With your feet on the ground
You're a bird in a flight
With your fist holding tight
To the string of your kite
----Mr. Banks of Mary Poppins
Each year in March as part of the beloved Cherry Blossom Festival, the Smithsonian hosts a kite festival on the National Mall in Washington, DC. Imagine a sky filled with kites galore whipping through the breeze. There will be kites of every color and shape dancing against the backdrop of clouds. It’s an afternoon of fun reminiscent of the scene in Mary Poppins where Mr.
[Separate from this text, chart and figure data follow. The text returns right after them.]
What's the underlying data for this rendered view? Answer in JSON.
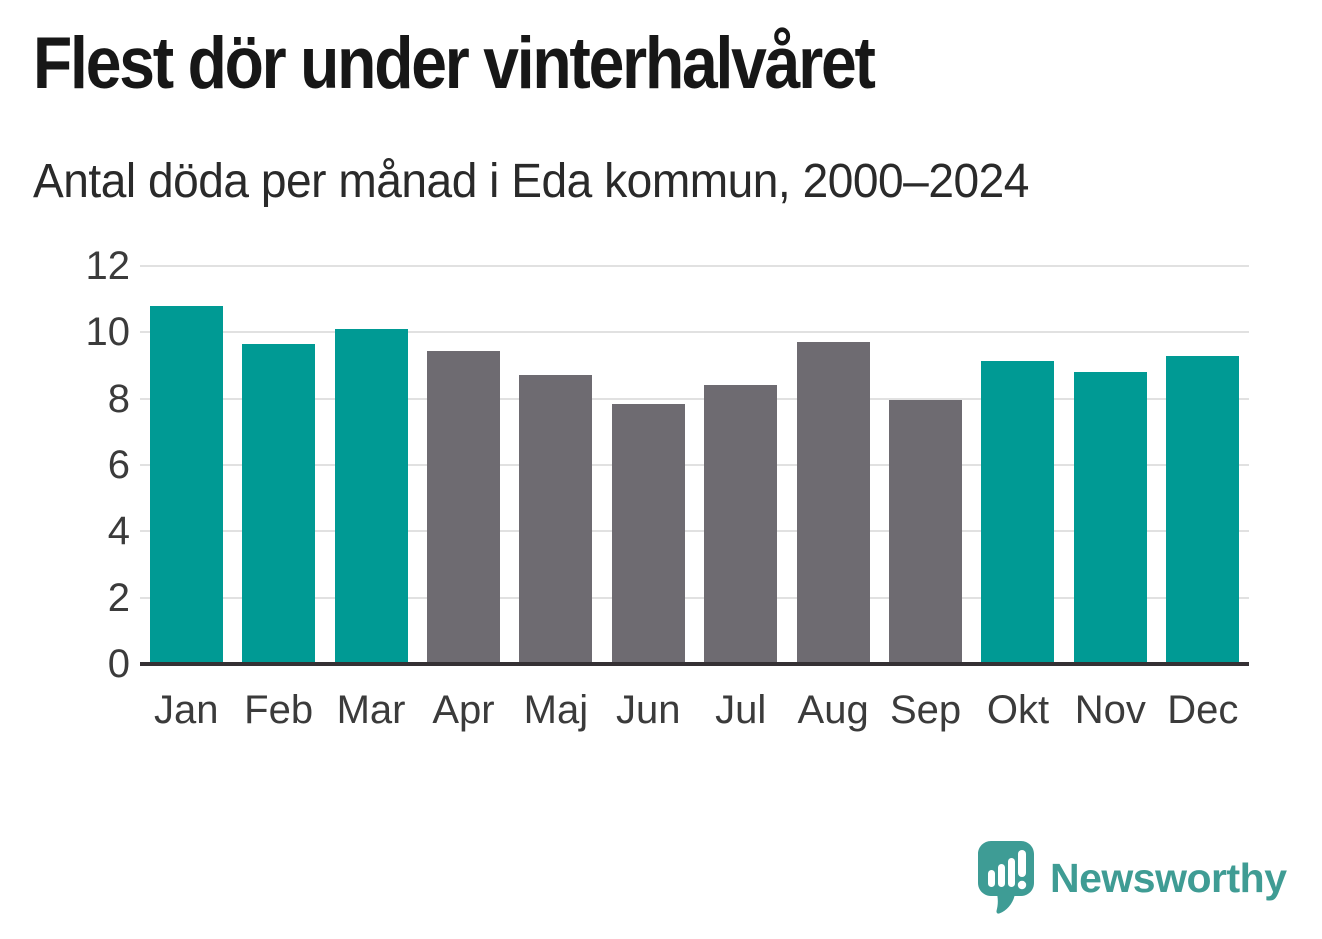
{
  "chart_data": {
    "type": "bar",
    "title": "Flest dör under vinterhalvåret",
    "subtitle": "Antal döda per månad i Eda kommun, 2000–2024",
    "categories": [
      "Jan",
      "Feb",
      "Mar",
      "Apr",
      "Maj",
      "Jun",
      "Jul",
      "Aug",
      "Sep",
      "Okt",
      "Nov",
      "Dec"
    ],
    "values": [
      10.8,
      9.65,
      10.1,
      9.45,
      8.7,
      7.85,
      8.4,
      9.7,
      7.95,
      9.15,
      8.8,
      9.3
    ],
    "highlighted": [
      true,
      true,
      true,
      false,
      false,
      false,
      false,
      false,
      false,
      true,
      true,
      true
    ],
    "ylim": [
      0,
      12
    ],
    "ytick_step": 2,
    "yticks": [
      0,
      2,
      4,
      6,
      8,
      10,
      12
    ],
    "grid": true,
    "legend": "none",
    "colors": {
      "highlight": "#009A94",
      "muted": "#6E6B71",
      "gridline": "#e1e1e1",
      "axis": "#353134",
      "tick_label": "#3b3b3b"
    }
  },
  "footer": {
    "brand": "Newsworthy",
    "brand_color": "#3F9C94",
    "icon_color": "#3E9C95"
  }
}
Banks suddenly realizes what’s important in his life—his family—and that spending time with them flying a kite is an afternoon better than anything else at all.
As one of the more popular Washington, DC, festivals, the Smithsonian Kite Festival draws visitors from all over the country. At the festival, you mostly find people just flying kites, but there are also handfuls of vendors selling kites and kite supplies. Should you attend the kite festival without your own kite (as I have done many a year), you can purchase one at the National Mall.
Of course, if you wait until the day of the festival to buy your kite, you won’t have much time to practice. The kite festival also features the Rokkaku Kite battle and the Hot Tricks competition, two skill and endurance contests that challenge even those with the highest kite flying abilities. There are also kite maker contests, with a special children’s division, where judges award participants for the most creative handmade entry. While the adult competition is limited to 1st, 2nd, and 3rd place prizes, the children’s division awards for the most humorous, patriot, and artistic. There is also a category for the “WOW” award for exceptional and outstanding efforts. Every child participant 11 and under receives a ribbon.
Adults also receive special awards for their kite making ingenuity and creativity. This year, the Smithsonian is encouraging participants to think “green.” Kite entries made of green materials or that reflect a green motif or theme will receive special consideration.
Furthermore, the Smithsonian kite festival sponsors a poetry contest for students from 1st grade to 12th grade. The poem must 150 words or less. Awardees will be invited to read their winning poems on stage at the festival.
As you’ve probably guessed, the major events at the kite festival are the myriad contests. However, this year, the Smithsonian plans to focus more on the “festive,” though no details have been released. One best guess would be that it would focus more on the Asian cultural traditions that influenced the kite and cherry blossom festivals years ago. Furthermore, there’s usually no entertain beyond kite flying. While the details of the improvements of the festival remain unknown, the festival itself is still a great weekend respite. It’s a free event that’s family friendly and one that contest lovers and spectators can equally enjoy.
This year’s Smithsonian Kite Festival will be at the National Mall on Saturday, March 28, 2009 from 10 am to 4 pm. The best way to get there is via metro. Take the orange line to the Smithsonian stop and then look to the sky. The main festivities take place between the Capitol and the Tidal Basin, which is also the best place to enjoy the cherry blossoms if you can get there before the crowds.